# 402 stroker numbers?



## I8URVTEC (Apr 16, 2011)

hey everyone my car is currently in the shop while im in afghanistan and i just figured id post on here what all is getting finished up and see what kind of numbers you guys think it will be putting down

tsp 402 stroker
american racing long tubes
spintech 
TEA stage 3 heads
custom grind comp cam 239/247 .624/.624 114+4lsa
vararam
nitrous outlet plate kit 200 shot
and all of the accessories that are needed, so if you have any ideas please feel free to share them


----------



## dustyminpin (Jun 19, 2006)

Guy here in town has a 402 stroker he did himself. Not sure what he's got for heads and intake manifold but has Kooks 1 7/8" headers and catback plus a cai. Said his car made in the high 480s/490s rwhp and also high 480s/490s rwtrq. Now add your nitrous on top of that. Hope you redo the WHOLE drivetrain. Or take a couple 5 gallon buckets with you to the track... lol


----------



## bayhammer (Apr 10, 2011)

all i can say is drivetrain.........


----------



## motoristx (Apr 27, 2010)

with my first stroker, I broke a lot of stuff, it was a good build with with the 243 heads completely worked, and a pretty big cam. it put down 480 HP on a cool morning Dyno. i went through 3 half shafts, and bent my stock Drive shaft.

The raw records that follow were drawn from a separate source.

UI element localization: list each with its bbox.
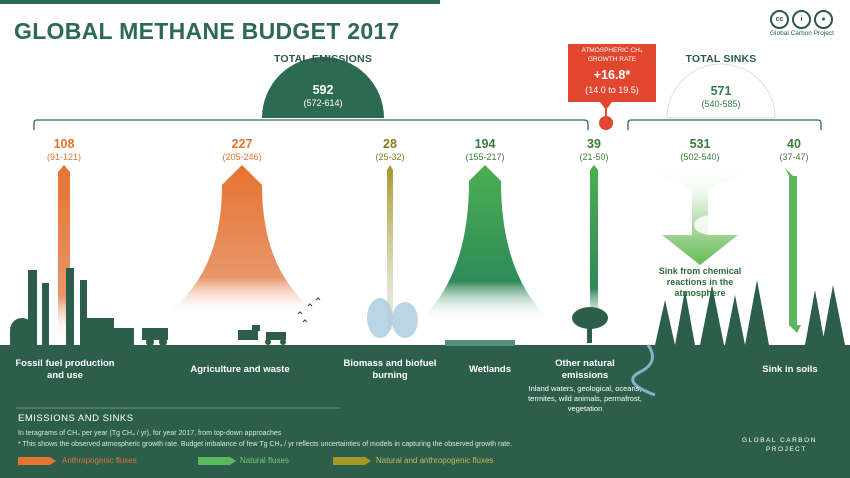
biomass-flow-arrow xyxy=(387,165,393,330)
growth-rate-value: +16.8* xyxy=(593,68,631,82)
fossil-label: Fossil fuel production and use xyxy=(15,358,115,381)
credit-text: Global Carbon Project xyxy=(770,30,834,37)
footer-note-growth: * This shows the observed atmospheric gr… xyxy=(18,441,513,448)
footer-note-units: In teragrams of CH₄ per year (Tg CH₄ / y… xyxy=(18,430,282,437)
growth-rate-box xyxy=(568,44,656,102)
total-emissions-header: TOTAL EMISSIONS xyxy=(273,53,373,65)
fossil-value: 108 xyxy=(53,137,75,151)
legend-anthropogenic: Anthropogenic fluxes xyxy=(62,456,137,465)
river xyxy=(631,344,656,397)
legend-mixed: Natural and anthropogenic fluxes xyxy=(376,456,494,465)
total-sinks-dome xyxy=(666,63,776,119)
total-emissions-range: (572-614) xyxy=(303,98,343,108)
brand-line-2: PROJECT xyxy=(766,446,807,453)
total-sinks-header: TOTAL SINKS xyxy=(685,53,757,65)
growth-rate-pointer xyxy=(600,102,612,110)
wetlands-value: 194 xyxy=(474,137,496,151)
biomass-label: Biomass and biofuel burning xyxy=(343,358,437,381)
agriculture-flow-arrow xyxy=(164,165,320,315)
other-natural-flow-arrow xyxy=(590,165,598,330)
agriculture-label: Agriculture and waste xyxy=(190,364,290,375)
biomass-value: 28 xyxy=(383,137,397,151)
atmosphere-sink-value: 531 xyxy=(689,137,711,151)
wetland-water xyxy=(445,340,515,346)
factory-silhouette xyxy=(10,268,134,346)
soil-sink-range: (37-47) xyxy=(779,152,809,162)
ground xyxy=(0,345,850,478)
by-icon: i xyxy=(792,10,811,29)
soil-sink-value: 40 xyxy=(787,137,801,151)
growth-rate-dot xyxy=(599,116,613,130)
clouds xyxy=(628,203,757,235)
growth-rate-range: (14.0 to 19.5) xyxy=(585,85,639,95)
other-natural-sublabel: Inland waters, geological, oceans, termi… xyxy=(528,384,642,413)
emissions-bracket xyxy=(33,119,589,130)
page-title: GLOBAL METHANE BUDGET 2017 xyxy=(14,18,400,44)
other-natural-range: (21-50) xyxy=(579,152,609,162)
farm-icons xyxy=(142,297,321,346)
total-emissions-dome xyxy=(262,57,384,118)
total-sinks-value: 571 xyxy=(710,84,732,98)
legend-swatch-natural xyxy=(198,457,236,465)
brand-line-1: GLOBAL CARBON xyxy=(742,437,817,444)
footer-heading: EMISSIONS AND SINKS xyxy=(18,413,134,424)
fossil-range: (91-121) xyxy=(46,152,82,162)
other-natural-label: Other natural emissions xyxy=(555,358,615,381)
biomass-range: (25-32) xyxy=(375,152,405,162)
total-emissions-value: 592 xyxy=(312,83,334,97)
wetlands-range: (155-217) xyxy=(465,152,505,162)
trees xyxy=(572,280,845,345)
soil-sink-label: Sink in soils xyxy=(762,364,818,375)
other-natural-value: 39 xyxy=(587,137,601,151)
legend-swatch-mixed xyxy=(333,457,371,465)
legend-natural: Natural fluxes xyxy=(240,456,289,465)
atmosphere-sink-label: Sink from chemical reactions in the atmo… xyxy=(658,266,742,298)
wetlands-flow-arrow xyxy=(420,165,550,320)
cc-icon: cc xyxy=(770,10,789,29)
total-sinks-range: (540-585) xyxy=(701,99,741,109)
fire-smoke xyxy=(367,298,418,338)
agriculture-range: (205-246) xyxy=(222,152,262,162)
growth-rate-header-2: GROWTH RATE xyxy=(587,56,637,63)
growth-rate-header-1: ATMOSPHERIC CH₄ xyxy=(581,47,643,54)
top-bar xyxy=(0,0,440,4)
atmosphere-sink-range: (502-540) xyxy=(680,152,720,162)
sinks-bracket xyxy=(627,119,822,130)
attribution-icon: ● xyxy=(814,10,833,29)
atmosphere-sink-arrow xyxy=(637,168,763,265)
agriculture-value: 227 xyxy=(231,137,253,151)
wetlands-label: Wetlands xyxy=(468,364,512,375)
legend-swatch-anthropogenic xyxy=(18,457,56,465)
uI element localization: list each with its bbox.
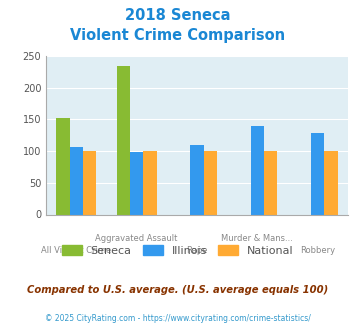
Bar — [264, 151, 277, 214]
Bar — [117, 66, 130, 214]
Text: All Violent Crime: All Violent Crime — [41, 247, 111, 255]
Text: Murder & Mans...: Murder & Mans... — [222, 234, 293, 243]
Bar — [83, 151, 96, 214]
Text: Rape: Rape — [186, 247, 208, 255]
Bar — [324, 151, 338, 214]
Bar — [190, 146, 204, 214]
Text: Robbery: Robbery — [300, 247, 335, 255]
Text: Violent Crime Comparison: Violent Crime Comparison — [70, 28, 285, 43]
Text: 2018 Seneca: 2018 Seneca — [125, 8, 230, 23]
Bar — [251, 126, 264, 214]
Bar — [143, 151, 157, 214]
Text: Aggravated Assault: Aggravated Assault — [95, 234, 178, 243]
Bar — [130, 152, 143, 214]
Text: Compared to U.S. average. (U.S. average equals 100): Compared to U.S. average. (U.S. average … — [27, 285, 328, 295]
Bar — [70, 147, 83, 214]
Bar — [56, 118, 70, 214]
Bar — [311, 133, 324, 214]
Bar — [204, 151, 217, 214]
Legend: Seneca, Illinois, National: Seneca, Illinois, National — [57, 241, 298, 260]
Text: © 2025 CityRating.com - https://www.cityrating.com/crime-statistics/: © 2025 CityRating.com - https://www.city… — [45, 314, 310, 323]
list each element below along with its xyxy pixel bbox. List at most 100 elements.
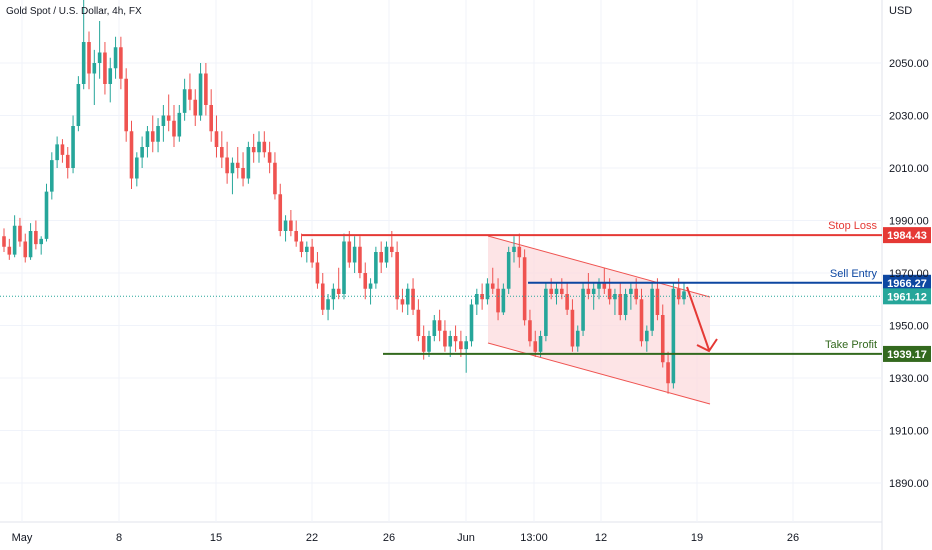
price-tick-label: 1970.00	[889, 268, 929, 280]
candle-body	[480, 294, 484, 300]
candle	[597, 278, 601, 300]
candle-body	[416, 309, 421, 336]
candle-body	[358, 246, 362, 273]
candle	[76, 76, 81, 132]
level-price-tag	[883, 345, 931, 362]
candle-body	[55, 144, 59, 161]
candle	[145, 126, 150, 158]
candle-body	[310, 246, 314, 263]
candle	[55, 136, 59, 168]
candle	[374, 246, 378, 289]
candle-body	[267, 152, 272, 163]
candle	[135, 152, 139, 187]
candle	[34, 220, 38, 250]
candle	[506, 246, 511, 294]
arrow-head	[696, 338, 718, 353]
candle-body	[645, 330, 649, 342]
candle	[363, 262, 368, 300]
time-tick-label: 26	[787, 532, 799, 544]
candle-body	[623, 294, 628, 315]
candle-body	[60, 144, 65, 155]
candle-body	[305, 246, 309, 252]
candle-body	[374, 252, 378, 284]
candle-body	[336, 288, 341, 294]
candle	[581, 283, 585, 336]
candle-body	[331, 288, 336, 300]
candle-body	[34, 231, 38, 245]
candle	[459, 330, 463, 357]
price-tick-label: 2050.00	[889, 58, 929, 70]
candle-body	[246, 147, 251, 179]
candle-body	[597, 283, 601, 289]
candle-body	[650, 288, 654, 331]
candle	[177, 105, 182, 142]
level-take-profit: Take Profit 1939.17	[383, 339, 931, 362]
candle-body	[613, 294, 617, 300]
candle-body	[342, 241, 346, 294]
candle	[528, 309, 532, 347]
candle-body	[475, 294, 479, 305]
candle-body	[586, 288, 591, 294]
candle-body	[50, 160, 54, 192]
candle	[150, 115, 155, 153]
candle-body	[390, 246, 394, 252]
candle	[650, 283, 654, 336]
candle-body	[411, 288, 415, 310]
candle-body	[517, 246, 522, 258]
candle	[618, 283, 623, 321]
candle	[437, 309, 442, 342]
symbol-title: Gold Spot / U.S. Dollar, 4h, FX	[6, 6, 142, 17]
arrow-shaft	[686, 286, 710, 351]
candle	[204, 63, 208, 116]
candle-body	[278, 194, 283, 231]
candle	[432, 315, 437, 342]
candle-body	[283, 220, 288, 231]
channel-fill	[488, 236, 710, 404]
candle	[315, 252, 320, 289]
candle	[342, 233, 346, 300]
time-tick-label: May	[12, 532, 33, 544]
candle	[560, 278, 564, 300]
time-tick-label: 19	[691, 532, 703, 544]
level-label: Stop Loss	[828, 220, 877, 232]
level-sell-entry: Sell Entry 1966.27	[528, 268, 931, 291]
candle-body	[368, 283, 373, 289]
candle	[103, 42, 107, 95]
level-price-value: 1966.27	[887, 278, 927, 290]
candle-body	[289, 220, 293, 231]
price-tick-label: 2030.00	[889, 111, 929, 123]
candle-body	[506, 252, 511, 289]
candle	[336, 267, 341, 300]
candle-body	[315, 262, 320, 284]
candle-body	[71, 126, 75, 168]
candle-body	[241, 168, 245, 179]
candle	[379, 241, 383, 273]
candle	[613, 288, 617, 315]
candle-body	[459, 341, 463, 350]
candle	[384, 241, 389, 268]
candle	[71, 115, 75, 174]
time-axis[interactable]: May 8 15 22 26 Jun 13:00 12 19 26	[12, 532, 800, 544]
candle	[639, 288, 644, 347]
candle	[490, 267, 495, 294]
candle-body	[193, 99, 198, 116]
candle	[666, 351, 670, 394]
candle-body	[135, 157, 139, 179]
candle-body	[28, 231, 33, 258]
candle-body	[145, 131, 150, 147]
trade-levels: Stop Loss 1984.43 Sell Entry 1966.27 Take Pr…	[0, 220, 931, 362]
candle	[411, 278, 415, 315]
candle	[166, 94, 171, 132]
candle-body	[421, 336, 426, 352]
candle	[475, 288, 479, 315]
candle-body	[660, 315, 665, 363]
candles	[2, 0, 686, 394]
candle-body	[432, 320, 437, 336]
price-axis[interactable]: 2050.00 2030.00 2010.00 1990.00 1970.00 1950.…	[889, 58, 929, 490]
candle	[18, 217, 22, 247]
candle-body	[496, 288, 500, 313]
candle-body	[299, 241, 304, 252]
candle-body	[448, 336, 453, 347]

but, I drove it like I stole it! slamming it into gears and buying new tires ever 2 months...
if you ease into it, your parts will last till you reinforce the driveline, but if you drive like me, you'll be fixing something every time you try to have some fun


----------



## I8URVTEC (Apr 16, 2011)

oh yea im keeping the stock wheels and tires until i build the rear end and replace the driveshaft, hopefully the tranny will hold up which i have been told it will, but the only other things im doing is a new driveshaft, im goin with the 1400hp half shafts and i know its over kill but i dont wanna take any chances then ill get some meat in the rear end


----------